Atualmente somos cerca de 20 associações de pacientes de Cannabis medicinal, de norte a sul do Brasil. Elas começaram a surgir a partir de 2015, por uma necessidade da sociedade civil organizada e para suprir uma lacuna deixada pelo Estado. Até agora, 52 decisões judiciais autorizam pacientes a plantar Cannabis e a produzir seu próprio remédio. Além delas, uma associação em João Pessoa, com 3 mil associados, e uma empresa no interior de São Paulo também podem cultivar. Após parecer favorável do Ministério Público Federal, a Apepi também aguarda uma liminar da 4a Vara Federal do Rio de Janeiro para sair da ilegalidade em relação ao cultivo associativo e aumentar sua capacidade de atendimento à própria demanda.
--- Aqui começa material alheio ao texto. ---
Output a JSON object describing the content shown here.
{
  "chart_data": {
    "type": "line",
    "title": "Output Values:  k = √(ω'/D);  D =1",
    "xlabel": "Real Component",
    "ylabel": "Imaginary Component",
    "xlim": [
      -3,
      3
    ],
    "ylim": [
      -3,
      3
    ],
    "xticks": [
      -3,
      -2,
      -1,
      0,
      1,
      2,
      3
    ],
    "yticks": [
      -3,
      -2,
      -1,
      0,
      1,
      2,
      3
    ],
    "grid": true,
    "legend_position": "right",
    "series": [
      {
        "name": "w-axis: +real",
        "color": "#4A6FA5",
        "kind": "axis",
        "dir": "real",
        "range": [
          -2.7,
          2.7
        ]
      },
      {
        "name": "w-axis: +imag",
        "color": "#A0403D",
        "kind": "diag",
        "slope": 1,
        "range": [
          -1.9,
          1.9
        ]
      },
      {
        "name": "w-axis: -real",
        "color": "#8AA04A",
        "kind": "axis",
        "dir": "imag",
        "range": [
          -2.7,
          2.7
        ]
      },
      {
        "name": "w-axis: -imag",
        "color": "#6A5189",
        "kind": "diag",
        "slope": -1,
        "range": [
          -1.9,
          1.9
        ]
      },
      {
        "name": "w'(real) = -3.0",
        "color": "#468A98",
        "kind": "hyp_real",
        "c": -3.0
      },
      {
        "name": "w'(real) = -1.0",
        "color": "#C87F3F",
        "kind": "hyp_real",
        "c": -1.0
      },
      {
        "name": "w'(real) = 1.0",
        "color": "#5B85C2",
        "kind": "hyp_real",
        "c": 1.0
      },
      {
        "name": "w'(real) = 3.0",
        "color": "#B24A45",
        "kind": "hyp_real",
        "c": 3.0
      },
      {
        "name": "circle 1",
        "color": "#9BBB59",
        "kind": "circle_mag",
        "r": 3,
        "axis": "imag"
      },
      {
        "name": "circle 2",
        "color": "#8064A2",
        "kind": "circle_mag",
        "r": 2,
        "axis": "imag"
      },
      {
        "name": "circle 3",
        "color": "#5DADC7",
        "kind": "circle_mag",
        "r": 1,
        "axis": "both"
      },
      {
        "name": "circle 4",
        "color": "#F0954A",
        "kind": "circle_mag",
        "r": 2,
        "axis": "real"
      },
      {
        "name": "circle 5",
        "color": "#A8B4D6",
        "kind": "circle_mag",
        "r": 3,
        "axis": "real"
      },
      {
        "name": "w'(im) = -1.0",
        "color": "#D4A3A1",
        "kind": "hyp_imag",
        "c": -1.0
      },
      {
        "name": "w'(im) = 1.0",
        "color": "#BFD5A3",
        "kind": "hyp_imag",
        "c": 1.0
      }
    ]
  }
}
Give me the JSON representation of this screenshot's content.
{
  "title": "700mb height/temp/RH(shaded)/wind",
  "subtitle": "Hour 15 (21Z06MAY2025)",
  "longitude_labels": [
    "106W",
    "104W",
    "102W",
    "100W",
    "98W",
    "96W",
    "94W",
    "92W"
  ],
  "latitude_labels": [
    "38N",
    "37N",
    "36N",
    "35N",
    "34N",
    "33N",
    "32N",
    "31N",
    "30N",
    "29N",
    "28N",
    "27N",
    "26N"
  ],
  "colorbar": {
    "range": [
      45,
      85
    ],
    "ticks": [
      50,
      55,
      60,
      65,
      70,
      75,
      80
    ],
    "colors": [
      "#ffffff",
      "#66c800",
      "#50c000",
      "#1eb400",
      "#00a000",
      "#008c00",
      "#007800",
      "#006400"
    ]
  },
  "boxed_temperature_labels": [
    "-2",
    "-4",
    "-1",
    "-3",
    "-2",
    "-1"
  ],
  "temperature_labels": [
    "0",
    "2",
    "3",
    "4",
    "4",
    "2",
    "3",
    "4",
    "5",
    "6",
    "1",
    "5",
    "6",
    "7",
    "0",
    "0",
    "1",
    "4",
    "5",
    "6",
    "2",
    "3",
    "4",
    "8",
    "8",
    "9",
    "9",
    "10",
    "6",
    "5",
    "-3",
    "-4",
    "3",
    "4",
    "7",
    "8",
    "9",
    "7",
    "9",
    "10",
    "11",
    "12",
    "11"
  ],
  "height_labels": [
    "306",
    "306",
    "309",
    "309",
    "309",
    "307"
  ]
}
O parecer da Anvisa não interfere nos processos judiciais que transitaram em julgado. Mas, para os pacientes que ainda não conquistaram esse direito, ficará ainda mais difícil. A principal justificativa para um juiz autorizar o cultivo individual ou coletivo é a falta de remédios para quem precisa. Para a maioria do Judiciário, a partir de agora esse problema está resolvido. O que não é verdade.
Em primeiro lugar, deve demorar ainda uns três anos para a escassez começar a diminuir. E ainda que os preços caiam, os medicamentos se manterão inacessíveis para muita gente. Afinal, a matéria-prima continua a ser importada. E há de se considerar ainda que muitos pacientes respondem melhor ao medicamento artesanal. A única forma verdadeiramente justa e democrática da Cannabis como ferramenta terapêutica prevê o cultivo individual e coletivo.
Sabemos que não é da competência da Anvisa regulamentar o cultivo individual e associativo. As associações e os pacientes seguem aguardando o Poder Legislativo, em relação a inúmeras propostas em andamento na Câmara e no Senado. Enquanto isso não acontece, continuamos a depender do Poder Judiciário para chancelar nosso direito à saúde e à vida — à mercê dos riscos que o cultivo ilegal oferece a pessoas já tão vulnerabilizadas pelas próprias doenças. Tão triste quanto real.”